His reaction was more moderate than comments earlier by deputy foreign minister Sergei Ryabkov, who called the expansion a "grave mistake with far-reaching consequences".

The NATO bids must be unanimously approved by the alliance's 30 nations, and Turkish President Recep Tayyip Erdogan on Monday voiced his objection.

He accused Finland and Sweden of harbouring terror groups, including outlawed Kurdish militants.

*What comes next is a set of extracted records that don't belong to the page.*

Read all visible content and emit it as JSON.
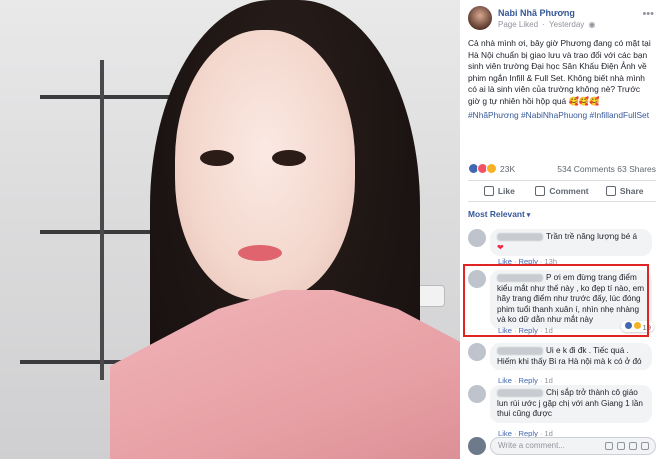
{
  "post": {
    "page_name": "Nabi Nhã Phương",
    "page_status": "Page Liked",
    "time": "Yesterday",
    "text": "Cả nhà mình ơi, bây giờ Phương đang có mặt tại Hà Nội chuẩn bị giao lưu và trao đổi với các bạn sinh viên trường Đại học Sân Khấu Điện Ảnh về phim ngắn Infill & Full Set. Không biết nhà mình có ai là sinh viên của trường không nè? Trước giờ g tự nhiên hồi hộp quá 🥰🥰🥰",
    "hashtags": "#NhãPhương #NabiNhaPhuong #InfillandFullSet"
  },
  "stats": {
    "reactions_count": "23K",
    "comments": "534 Comments",
    "shares": "63 Shares"
  },
  "actions": {
    "like": "Like",
    "comment": "Comment",
    "share": "Share"
  },
  "sort": {
    "label": "Most Relevant"
  },
  "comments": [
    {
      "text": "Trần trề năng lượng bé á",
      "like": "Like",
      "reply": "Reply",
      "time": "13h"
    },
    {
      "text": "P ơi em đừng trang điểm kiểu mắt như thế này , ko đẹp tí nào, em hãy trang điểm như trước đấy, lúc đóng phim tuổi thanh xuân í, nhìn nhẹ nhàng và ko dữ dằn như mắt này",
      "like": "Like",
      "reply": "Reply",
      "time": "1d",
      "reaction_count": "19"
    },
    {
      "text": "Ui e k đi đk . Tiếc quá . Hiếm khi thấy Bi ra Hà nội mà k có ở đó",
      "like": "Like",
      "reply": "Reply",
      "time": "1d"
    },
    {
      "text": "Chị sắp trở thành cô giáo lun rùi ước j gặp chị với anh Giang 1 lần thui cũng được",
      "like": "Like",
      "reply": "Reply",
      "time": "1d"
    }
  ],
  "composer": {
    "placeholder": "Write a comment..."
  },
  "colors": {
    "link_blue": "#365899",
    "highlight_red": "#e02424"
  }
}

But US Secretary of State Antony Blinken voiced confidence that the bids would succeed and is due to meet Turkey's foreign minister in Washington on Wednesday.

As well as practical support for Ukraine, Western nations have sought to punish Russia with unprecedented economic sanctions, with the EU currently mulling a ban on Russian oil.

Hungary is blocking the ban, citing the cost, and Putin on Tuesday claimed Europe risked committing "economic suicide".

Many EU nations are also dependent on Russian gas but are in a quandary after Moscow demanded payment in rubles to circumvent the sanctions.

Italian energy giant Eni announced a potential workaround Tuesday involving opening two accounts with Russian energy firm Gazprom's bank. It proposed making payments in euros which would be converted into rubles through the Moscow stock exchange.